As an emergency medicine physician, you are not expected to be able to diagnose scleritis. Rather, you must be able to sort through the many causes of a red eye and know when to refer the patient to an ophthalmologist.

Conjunctivitis a catchall phrase for inflammation of the conjunctiva and the superficial conjunctival blood vessels. Typically the hyperemia is diffuse. In allergic conjunctivitis the predominant complaint is itching but usually there's no discharge. In bacterial conjunctivitis the predominant symptom is copious purulent discharge. In viral conjunctivitis, symptoms can be vague but look for preceding or concurrent URI symptoms, lymphadenopathy and a history of redness in one eye followed shortly by redness in the other eye (self innoculation).

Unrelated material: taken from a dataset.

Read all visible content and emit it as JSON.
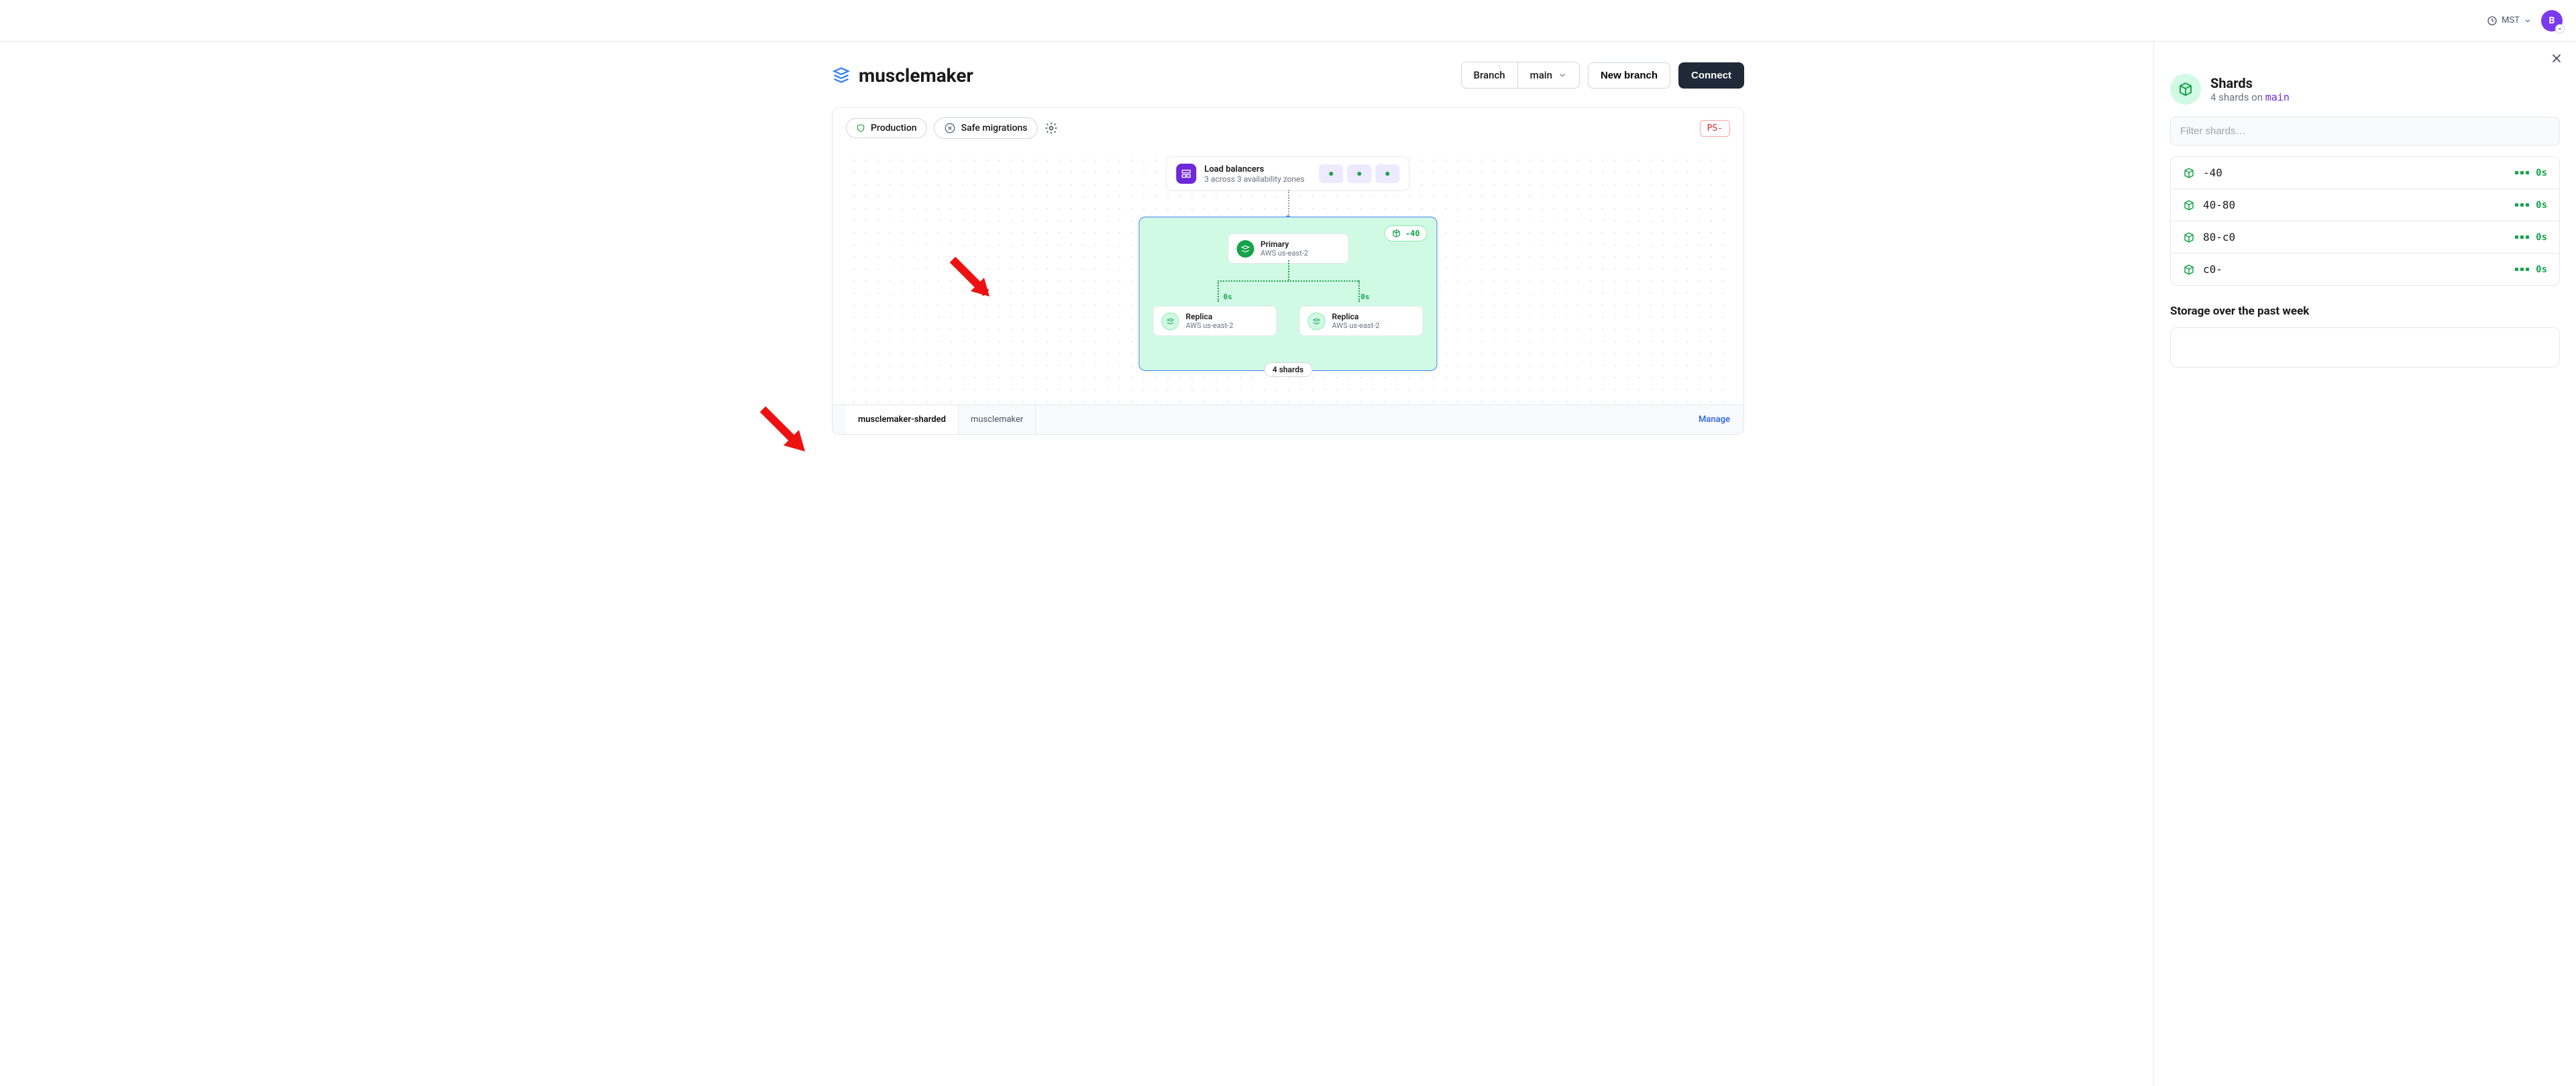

Scleritis is inflammation of the deeper scleral vessels. As a poster previously mentioned, the scleral vessels classically have a violaceous or purple hue to them. This can be difficult to appreciate without the aid of a slitlamp. The hyperemia in the eye can be localized or diffuse. Helpful in the diagnosis is the fact that in scleritis, the vessels do not blanche after applying phenylephrine drops (conjunctival vessels do blanche). However I suspect most EM physicians do not routinely dilate patients so this may not be helpful to you. Finally the hallmark of scleritis is pain. It is described as a deep, boring type of pain, which is exacerbated by palpating the eye. If a patient truly has scleritis, I would expect him or her to almost jump out of the chair if I press on their eyeball. In patients with scleritis, 50% or more will have some underlying rheumatological condition. Scleritis is a potentially vision-threatening condition and patients should be promptly referred to an ophthalmologist.

In general, you should consider calling ophthalmology for any patient who presents with a red eye and pain.